Nova lei promete driblar a burocracia
- 797 Visualizações
- 04-11-2009
04.11.2009 Fortaleza
Depois de três anos vivendo no Abrigo Tia Júlia, João poderá pertencer a uma nova família em breve. Os futuros pais adotivos foram ontem à instituição pela primeira vez. Ele é exatamente como o casal sonhava e descreveu no Cadastro Nacional da Adoção. João ainda faz parte do perfil mais procurado para adoção: crianças de 0 a 3 anos. Mas ele não podia ser adotado antes porque a instituição estava tentando resgatar os vínculos familiares. Como todas as possibilidades foram esgotadas, o garoto de três anos foi disponibilizado para adoção.
“Em alguns casos, esse processo leva muito mais tempo. As crianças chegam a 6, 7 anos. E a adoção vai ficando mais difícil conforme ela vai crescendo“, destaca Luiza Helena dos Santos, diretora do Abrigo Tia Júlia. É para dar mais agilidade a esses processos que a nova Lei de Adoção foi aprovada há cerca de 90 dias e entrou em vigor ontem. A grande promessa é vencer a burocracia. A Justiça, agora, tem um prazo de dois anos para definir a situação da criança e do adolescente: ou volta à família biológica ou é encaminhado à adoção. Tudo para garantir que a situação de abrigo seja, realmente, provisória e excepcional.
Prazo
O estabelecimento do prazo é uma cobrança ao Poder Judiciário, para evitar que a criança permaneça cinco ou até dez anos em abrigo, e, em alguns casos, sem nem ter um processo. Outra novidade da lei é que as crianças e adolescentes em abrigos deverão ter sua situação reavaliada por equipes multidisciplinares a cada seis meses no máximo, para que o juiz possa decidir sobre o seu destino. “Nós fazemos essa avaliação a cada dois meses. Mas a lei é muito importante. O problema é que faltam profissionais para dar suporte. Ela foi criada, agora precisa ser cumprida“, ressalta Luiza Helena.

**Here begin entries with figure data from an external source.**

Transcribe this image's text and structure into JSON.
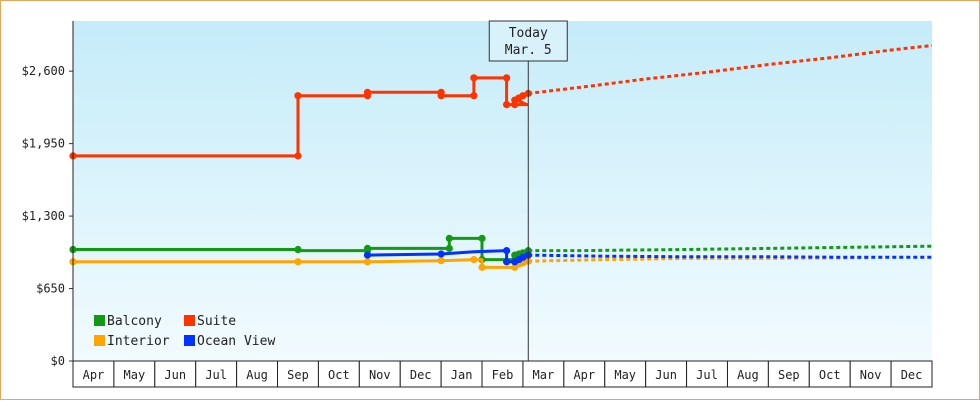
{
  "chart_data": {
    "type": "line",
    "title": "",
    "xlabel": "",
    "ylabel": "",
    "ylim": [
      0,
      3050
    ],
    "y_ticks": [
      {
        "value": 0,
        "label": "$0"
      },
      {
        "value": 650,
        "label": "$650"
      },
      {
        "value": 1300,
        "label": "$1,300"
      },
      {
        "value": 1950,
        "label": "$1,950"
      },
      {
        "value": 2600,
        "label": "$2,600"
      }
    ],
    "x_months": [
      "Apr",
      "May",
      "Jun",
      "Jul",
      "Aug",
      "Sep",
      "Oct",
      "Nov",
      "Dec",
      "Jan",
      "Feb",
      "Mar",
      "Apr",
      "May",
      "Jun",
      "Jul",
      "Aug",
      "Sep",
      "Oct",
      "Nov",
      "Dec"
    ],
    "today": {
      "line1": "Today",
      "line2": "Mar. 5",
      "x": 11.13
    },
    "grid": false,
    "legend_position": "bottom-left",
    "series": [
      {
        "name": "Balcony",
        "color": "#139a13",
        "history": [
          [
            0,
            1000
          ],
          [
            5.5,
            1000
          ],
          [
            5.5,
            990
          ],
          [
            7.2,
            990
          ],
          [
            7.2,
            1010
          ],
          [
            9.2,
            1010
          ],
          [
            9.2,
            1100
          ],
          [
            10.0,
            1100
          ],
          [
            10.0,
            910
          ],
          [
            10.8,
            910
          ],
          [
            10.8,
            950
          ],
          [
            11.0,
            970
          ],
          [
            11.13,
            990
          ]
        ],
        "markers": [
          [
            0,
            1000
          ],
          [
            5.5,
            1000
          ],
          [
            7.2,
            1010
          ],
          [
            7.2,
            990
          ],
          [
            9.2,
            1010
          ],
          [
            9.2,
            1100
          ],
          [
            10.0,
            1100
          ],
          [
            10.0,
            910
          ],
          [
            10.8,
            910
          ],
          [
            10.8,
            950
          ],
          [
            10.9,
            960
          ],
          [
            11.0,
            970
          ],
          [
            11.13,
            990
          ]
        ],
        "forecast": [
          [
            11.13,
            990
          ],
          [
            12.5,
            990
          ],
          [
            13.5,
            995
          ],
          [
            15.0,
            1000
          ],
          [
            17.0,
            1010
          ],
          [
            19.0,
            1020
          ],
          [
            21.0,
            1030
          ]
        ]
      },
      {
        "name": "Suite",
        "color": "#ff3300",
        "history": [
          [
            0,
            1840
          ],
          [
            5.5,
            1840
          ],
          [
            5.5,
            2380
          ],
          [
            7.2,
            2380
          ],
          [
            7.2,
            2410
          ],
          [
            9.0,
            2410
          ],
          [
            9.0,
            2380
          ],
          [
            9.8,
            2380
          ],
          [
            9.8,
            2540
          ],
          [
            10.6,
            2540
          ],
          [
            10.6,
            2300
          ],
          [
            11.1,
            2300
          ],
          [
            10.85,
            2340
          ],
          [
            11.0,
            2380
          ],
          [
            11.13,
            2400
          ]
        ],
        "markers": [
          [
            0,
            1840
          ],
          [
            5.5,
            1840
          ],
          [
            5.5,
            2380
          ],
          [
            7.2,
            2380
          ],
          [
            7.2,
            2410
          ],
          [
            9.0,
            2410
          ],
          [
            9.0,
            2380
          ],
          [
            9.8,
            2380
          ],
          [
            9.8,
            2540
          ],
          [
            10.6,
            2540
          ],
          [
            10.6,
            2300
          ],
          [
            10.8,
            2300
          ],
          [
            10.8,
            2340
          ],
          [
            10.9,
            2360
          ],
          [
            11.0,
            2380
          ],
          [
            11.13,
            2400
          ]
        ],
        "forecast": [
          [
            11.13,
            2400
          ],
          [
            12.5,
            2460
          ],
          [
            14.0,
            2530
          ],
          [
            15.5,
            2590
          ],
          [
            17.0,
            2660
          ],
          [
            18.5,
            2720
          ],
          [
            20.0,
            2790
          ],
          [
            21.0,
            2830
          ]
        ]
      },
      {
        "name": "Interior",
        "color": "#ffa500",
        "history": [
          [
            0,
            890
          ],
          [
            5.5,
            890
          ],
          [
            7.2,
            890
          ],
          [
            9.0,
            900
          ],
          [
            9.8,
            910
          ],
          [
            10.0,
            910
          ],
          [
            10.0,
            840
          ],
          [
            10.8,
            840
          ],
          [
            11.0,
            880
          ],
          [
            11.13,
            895
          ]
        ],
        "markers": [
          [
            0,
            890
          ],
          [
            5.5,
            890
          ],
          [
            7.2,
            890
          ],
          [
            9.0,
            900
          ],
          [
            9.8,
            910
          ],
          [
            10.0,
            840
          ],
          [
            10.8,
            840
          ],
          [
            10.9,
            870
          ],
          [
            11.0,
            880
          ],
          [
            11.13,
            895
          ]
        ],
        "forecast": [
          [
            11.13,
            895
          ],
          [
            13.0,
            910
          ],
          [
            15.0,
            920
          ],
          [
            17.0,
            920
          ],
          [
            19.0,
            925
          ],
          [
            19.5,
            925
          ]
        ]
      },
      {
        "name": "Ocean View",
        "color": "#0033ff",
        "history": [
          [
            7.2,
            950
          ],
          [
            9.0,
            960
          ],
          [
            9.8,
            980
          ],
          [
            10.6,
            990
          ],
          [
            10.6,
            890
          ],
          [
            10.8,
            890
          ],
          [
            11.0,
            930
          ],
          [
            11.13,
            950
          ]
        ],
        "markers": [
          [
            7.2,
            950
          ],
          [
            9.0,
            960
          ],
          [
            10.6,
            990
          ],
          [
            10.6,
            890
          ],
          [
            10.8,
            890
          ],
          [
            10.9,
            910
          ],
          [
            11.0,
            930
          ],
          [
            11.13,
            950
          ]
        ],
        "forecast": [
          [
            11.13,
            950
          ],
          [
            13.0,
            940
          ],
          [
            15.0,
            935
          ],
          [
            17.0,
            935
          ],
          [
            19.0,
            930
          ],
          [
            21.0,
            930
          ]
        ]
      }
    ]
  }
}
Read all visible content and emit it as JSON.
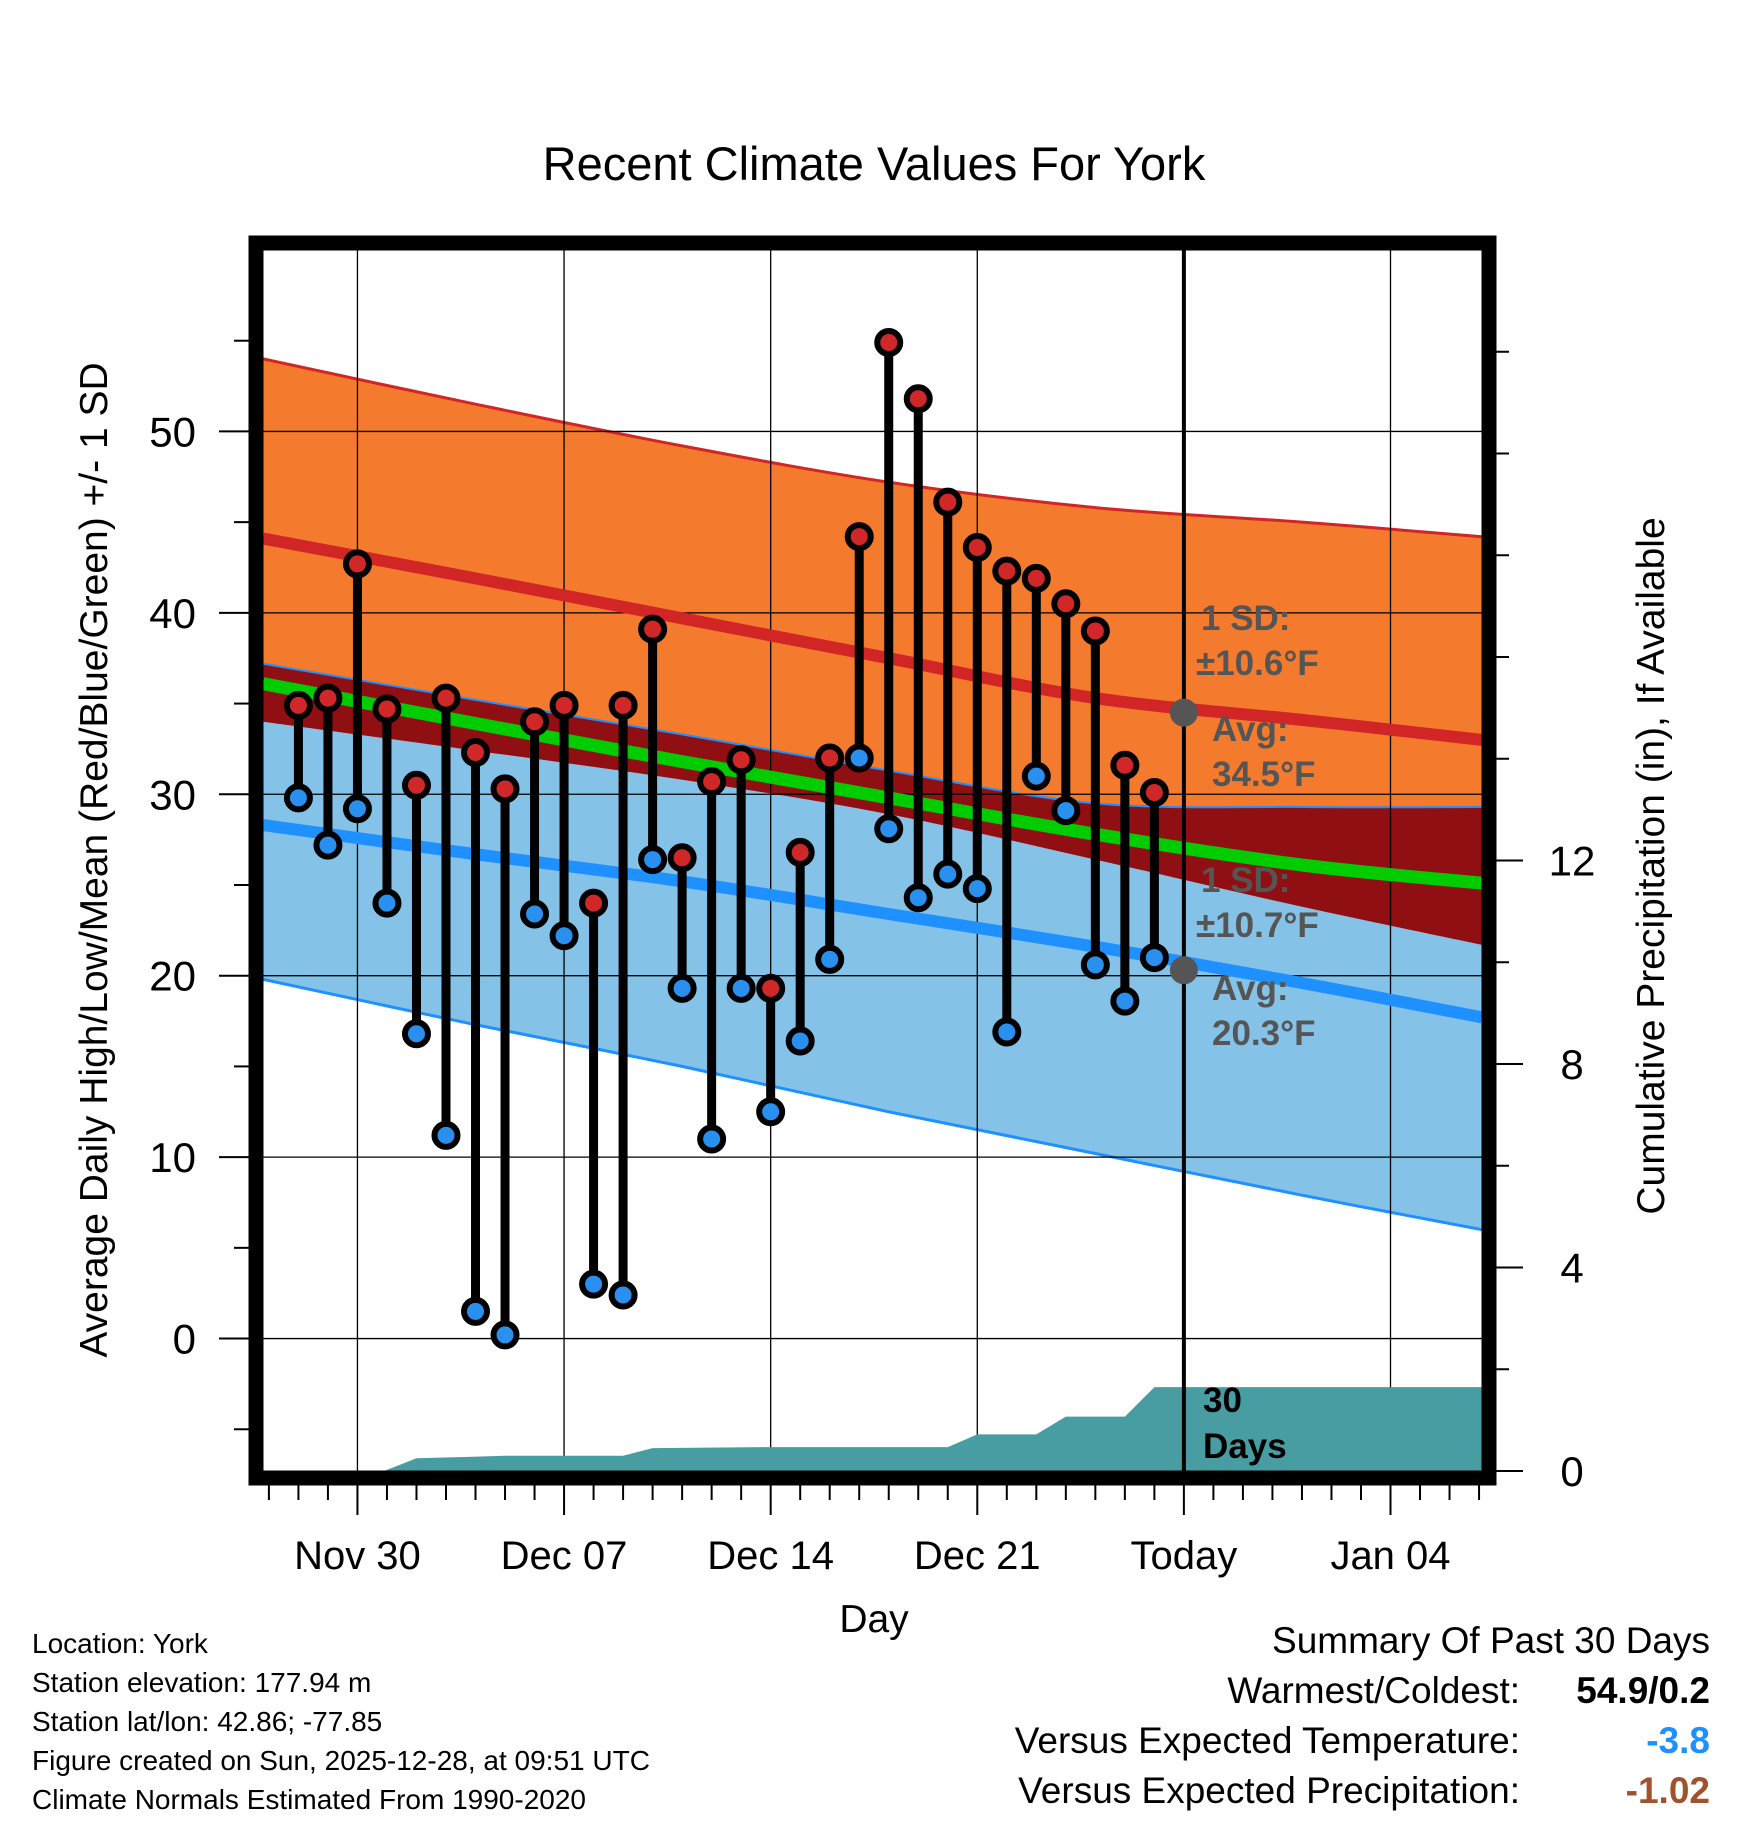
{
  "chart_data": {
    "type": "line",
    "title": "Recent Climate Values For York",
    "xlabel": "Day",
    "ylabel": "Average Daily High/Low/Mean (Red/Blue/Green) +/- 1 SD",
    "y2label": "Cumulative Precipitation (in), If Available",
    "xlim": [
      -3.2,
      38.1
    ],
    "ylim": [
      -7.3,
      60
    ],
    "y2lim": [
      0,
      24
    ],
    "x_ticks": [
      {
        "x": 0,
        "label": "Nov 30"
      },
      {
        "x": 7,
        "label": "Dec 07"
      },
      {
        "x": 14,
        "label": "Dec 14"
      },
      {
        "x": 21,
        "label": "Dec 21"
      },
      {
        "x": 28,
        "label": "Today"
      },
      {
        "x": 35,
        "label": "Jan 04"
      }
    ],
    "y_ticks": [
      0,
      10,
      20,
      30,
      40,
      50
    ],
    "y2_ticks": [
      0,
      4,
      8,
      12
    ],
    "today_x": 28,
    "normals": {
      "x": [
        -3.2,
        4,
        11,
        18,
        25,
        32,
        38.1
      ],
      "high_mean": [
        44.1,
        41.9,
        39.7,
        37.5,
        35.3,
        34.1,
        33.0
      ],
      "high_upper": [
        54.0,
        51.5,
        49.2,
        47.2,
        45.8,
        45.0,
        44.2
      ],
      "high_lower": [
        37.2,
        35.2,
        33.3,
        31.3,
        29.5,
        29.3,
        29.3
      ],
      "mean": [
        36.1,
        33.9,
        31.8,
        29.8,
        27.8,
        26.1,
        25.1
      ],
      "low_mean": [
        28.3,
        26.7,
        25.2,
        23.4,
        21.6,
        19.6,
        17.7
      ],
      "low_upper": [
        34.0,
        32.4,
        30.8,
        28.9,
        26.4,
        23.8,
        21.7
      ],
      "low_lower": [
        19.8,
        17.3,
        15.0,
        12.5,
        10.2,
        7.9,
        6.0
      ]
    },
    "high_sd_label": [
      "1 SD:",
      "±10.6°F"
    ],
    "high_avg_label": [
      "Avg:",
      "34.5°F"
    ],
    "low_sd_label": [
      "1 SD:",
      "±10.7°F"
    ],
    "low_avg_label": [
      "Avg:",
      "20.3°F"
    ],
    "today_high_avg": 34.5,
    "today_low_avg": 20.3,
    "days_label": [
      "30",
      "Days"
    ],
    "series": [
      {
        "name": "Daily High",
        "x": [
          -2,
          -1,
          0,
          1,
          2,
          3,
          4,
          5,
          6,
          7,
          8,
          9,
          10,
          11,
          12,
          13,
          14,
          15,
          16,
          17,
          18,
          19,
          20,
          21,
          22,
          23,
          24,
          25,
          26,
          27
        ],
        "values": [
          34.9,
          35.3,
          42.7,
          34.7,
          30.5,
          35.3,
          32.3,
          30.3,
          34.0,
          34.9,
          24.0,
          34.9,
          39.1,
          26.5,
          30.7,
          31.9,
          19.3,
          26.8,
          32.0,
          44.2,
          54.9,
          51.8,
          46.1,
          43.6,
          42.3,
          41.9,
          40.5,
          39.0,
          31.6,
          30.1
        ]
      },
      {
        "name": "Daily Low",
        "x": [
          -2,
          -1,
          0,
          1,
          2,
          3,
          4,
          5,
          6,
          7,
          8,
          9,
          10,
          11,
          12,
          13,
          14,
          15,
          16,
          17,
          18,
          19,
          20,
          21,
          22,
          23,
          24,
          25,
          26,
          27
        ],
        "values": [
          29.8,
          27.2,
          29.2,
          24.0,
          16.8,
          11.2,
          1.5,
          0.2,
          23.4,
          22.2,
          3.0,
          2.4,
          26.4,
          19.3,
          11.0,
          19.3,
          12.5,
          16.4,
          20.9,
          32.0,
          28.1,
          24.3,
          25.6,
          24.8,
          16.9,
          31.0,
          29.1,
          20.6,
          18.6,
          21.0
        ]
      },
      {
        "name": "Cumulative Precipitation",
        "x": [
          -3.2,
          0.9,
          2.0,
          3.9,
          5.0,
          9.0,
          10.0,
          14.0,
          15.0,
          20.0,
          21.0,
          23.0,
          24.0,
          26.0,
          27.0,
          38.1
        ],
        "values": [
          0,
          0,
          0.25,
          0.28,
          0.3,
          0.3,
          0.45,
          0.47,
          0.47,
          0.47,
          0.72,
          0.72,
          1.07,
          1.07,
          1.65,
          1.65
        ]
      }
    ]
  },
  "footer": {
    "location": "Location: York",
    "elevation": "Station elevation: 177.94 m",
    "latlon": "Station lat/lon: 42.86; -77.85",
    "created": "Figure created on Sun, 2025-12-28, at 09:51 UTC",
    "normals": "Climate Normals Estimated From 1990-2020"
  },
  "summary": {
    "title": "Summary Of Past 30 Days",
    "warmest_label": "Warmest/Coldest:",
    "warmest_value": "54.9/0.2",
    "temp_label": "Versus Expected Temperature:",
    "temp_value": "-3.8",
    "precip_label": "Versus Expected Precipitation:",
    "precip_value": "-1.02"
  },
  "colors": {
    "high_band": "#F47B2E",
    "high_line": "#D22525",
    "overlap_band": "#900F12",
    "mean_line": "#00CC00",
    "low_band": "#85C2E8",
    "low_line": "#1E90FF",
    "precip_fill": "#479DA1",
    "high_marker": "#D02828",
    "low_marker": "#2A90F0",
    "annotation": "#555555",
    "temp_value": "#1E90FF",
    "precip_value": "#A0522D"
  }
}
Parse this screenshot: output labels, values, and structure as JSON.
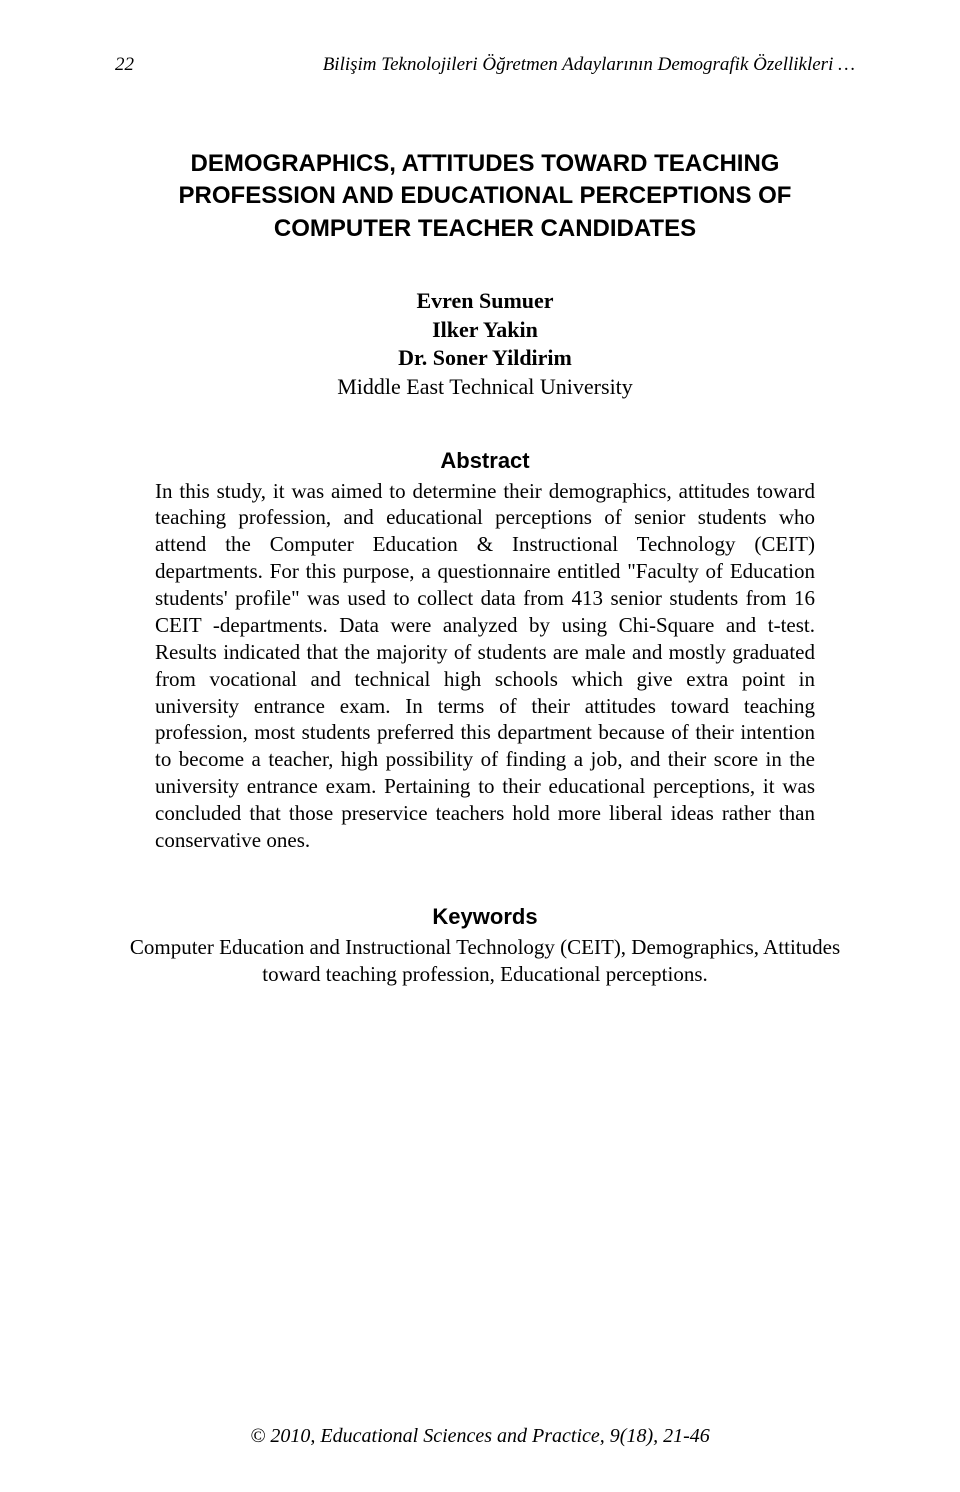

De acordo com o Juizado da Infância e da Juventude, cerca de 570 crianças e adolescentes vivem em abrigos em Fortaleza. Do total, 12% estão disponíveis para adoção. Nos abrigos, outros 88% ainda têm vínculos com a família de origem e esperam a Justiça definir se voltam para casa ou se vão ser entregues para adoção. Só no Abrigo Tia Júlia – onde estão crianças de até 7 anos -, foram admitidas 35 crianças este ano. Por outro lado, foram feitas dez adoções e oito crianças voltaram aos seus lares.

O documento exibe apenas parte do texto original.